Additional Awards Supported by Funding from NNSA

Compact Gamma Camera for High-resolution Imaging of Prostate Cancer (Brookhaven National Laboratory) - A compact gamma camera for high-resolution imaging of prostate cancer. The camera system, called ProxiScan, is a nuclear medical instrument that can localize cancer tissue in the prostate gland in detail at an early stage, which is important for the successful diagnosis and early treatment of the potentially deadly disease. This camera utilizes CZT detectors, which have fostered the development of new instruments for measuring radiation.
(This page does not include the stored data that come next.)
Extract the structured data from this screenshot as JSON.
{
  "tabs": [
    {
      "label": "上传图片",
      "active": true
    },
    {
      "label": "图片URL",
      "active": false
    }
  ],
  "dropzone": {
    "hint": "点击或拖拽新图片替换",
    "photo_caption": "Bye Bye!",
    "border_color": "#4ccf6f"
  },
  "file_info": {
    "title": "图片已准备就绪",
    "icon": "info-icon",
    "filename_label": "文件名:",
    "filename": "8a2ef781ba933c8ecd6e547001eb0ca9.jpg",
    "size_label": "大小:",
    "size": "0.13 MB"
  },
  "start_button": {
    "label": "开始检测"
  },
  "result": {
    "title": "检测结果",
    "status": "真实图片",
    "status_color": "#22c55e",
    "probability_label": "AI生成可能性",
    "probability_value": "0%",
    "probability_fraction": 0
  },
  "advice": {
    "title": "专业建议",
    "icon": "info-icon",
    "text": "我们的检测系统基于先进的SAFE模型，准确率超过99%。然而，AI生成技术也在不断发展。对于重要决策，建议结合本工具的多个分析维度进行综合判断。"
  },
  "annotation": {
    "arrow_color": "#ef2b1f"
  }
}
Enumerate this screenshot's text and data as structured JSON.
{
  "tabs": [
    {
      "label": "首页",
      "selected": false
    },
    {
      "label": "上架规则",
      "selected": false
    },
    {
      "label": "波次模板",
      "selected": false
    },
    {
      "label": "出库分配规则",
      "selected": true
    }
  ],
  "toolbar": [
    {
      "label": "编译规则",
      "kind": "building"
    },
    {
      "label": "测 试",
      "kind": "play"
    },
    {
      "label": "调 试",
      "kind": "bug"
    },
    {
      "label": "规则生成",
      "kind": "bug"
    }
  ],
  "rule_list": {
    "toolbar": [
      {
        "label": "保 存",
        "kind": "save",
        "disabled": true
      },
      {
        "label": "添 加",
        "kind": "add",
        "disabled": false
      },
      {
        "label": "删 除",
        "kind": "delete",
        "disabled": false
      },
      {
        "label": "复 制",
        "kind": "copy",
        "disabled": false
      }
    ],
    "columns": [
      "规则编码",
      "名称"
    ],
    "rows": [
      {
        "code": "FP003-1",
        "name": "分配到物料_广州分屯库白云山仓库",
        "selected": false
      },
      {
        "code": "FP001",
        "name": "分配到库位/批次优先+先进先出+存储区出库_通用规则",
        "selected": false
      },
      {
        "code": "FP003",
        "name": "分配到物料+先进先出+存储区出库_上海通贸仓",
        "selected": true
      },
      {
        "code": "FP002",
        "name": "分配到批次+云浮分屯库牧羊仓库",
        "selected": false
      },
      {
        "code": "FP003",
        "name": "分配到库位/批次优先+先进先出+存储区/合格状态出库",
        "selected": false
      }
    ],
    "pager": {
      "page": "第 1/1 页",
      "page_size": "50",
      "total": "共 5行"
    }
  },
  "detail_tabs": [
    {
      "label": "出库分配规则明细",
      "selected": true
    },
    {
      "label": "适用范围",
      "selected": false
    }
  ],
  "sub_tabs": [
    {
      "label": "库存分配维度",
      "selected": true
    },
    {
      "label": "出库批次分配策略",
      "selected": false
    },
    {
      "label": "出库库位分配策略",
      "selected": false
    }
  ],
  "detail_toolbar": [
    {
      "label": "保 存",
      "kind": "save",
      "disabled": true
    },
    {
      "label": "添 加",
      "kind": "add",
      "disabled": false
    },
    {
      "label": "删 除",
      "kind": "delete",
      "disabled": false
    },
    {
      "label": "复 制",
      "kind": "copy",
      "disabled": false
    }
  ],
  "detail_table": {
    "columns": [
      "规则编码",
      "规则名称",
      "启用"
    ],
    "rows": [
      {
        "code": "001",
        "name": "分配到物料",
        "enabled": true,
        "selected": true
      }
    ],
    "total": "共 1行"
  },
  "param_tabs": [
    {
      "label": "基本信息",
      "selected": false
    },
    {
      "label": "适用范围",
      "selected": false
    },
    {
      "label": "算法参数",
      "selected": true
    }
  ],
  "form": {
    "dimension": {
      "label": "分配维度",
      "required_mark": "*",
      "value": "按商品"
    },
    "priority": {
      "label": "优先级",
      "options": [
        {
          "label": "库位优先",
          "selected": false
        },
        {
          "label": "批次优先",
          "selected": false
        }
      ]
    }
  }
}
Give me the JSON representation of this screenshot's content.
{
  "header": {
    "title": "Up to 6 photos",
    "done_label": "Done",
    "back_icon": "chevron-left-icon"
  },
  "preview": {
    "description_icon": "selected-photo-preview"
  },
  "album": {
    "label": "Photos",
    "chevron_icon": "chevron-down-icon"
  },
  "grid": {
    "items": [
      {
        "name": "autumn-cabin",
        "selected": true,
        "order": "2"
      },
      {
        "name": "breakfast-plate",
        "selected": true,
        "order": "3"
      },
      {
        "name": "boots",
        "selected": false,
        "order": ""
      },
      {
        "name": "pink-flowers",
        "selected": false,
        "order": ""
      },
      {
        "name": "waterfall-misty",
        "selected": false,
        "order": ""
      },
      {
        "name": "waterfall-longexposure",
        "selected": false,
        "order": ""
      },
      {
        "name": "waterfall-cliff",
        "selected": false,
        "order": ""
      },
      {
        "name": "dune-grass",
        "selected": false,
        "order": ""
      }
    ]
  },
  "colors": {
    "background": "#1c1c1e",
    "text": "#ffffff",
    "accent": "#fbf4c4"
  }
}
Numerous medical, industrial, scientific, environmental and homeland-security applications exist for this technology, including handheld instruments to reduce the trafficking of nuclear materials and portable field instruments for environmental monitoring and remediation. Click here for more information.
Microstructured Neutron Detectors (Kansas State University) - The compact detectors are mass produced in the Kansas State University (KSU) Semiconductor Materials and Radiological Technologies (SMART) Laboratory, a semiconductor fabrication laboratory dedicated to radiation detector research. Mass production lowers cost and allows for wide-scale detector deployment for detection of illicit nuclear materials, monitoring of international safeguards agreements regarding nuclear materials, personnel protection, public as well as personnel and nuclear security at large mass gatherings.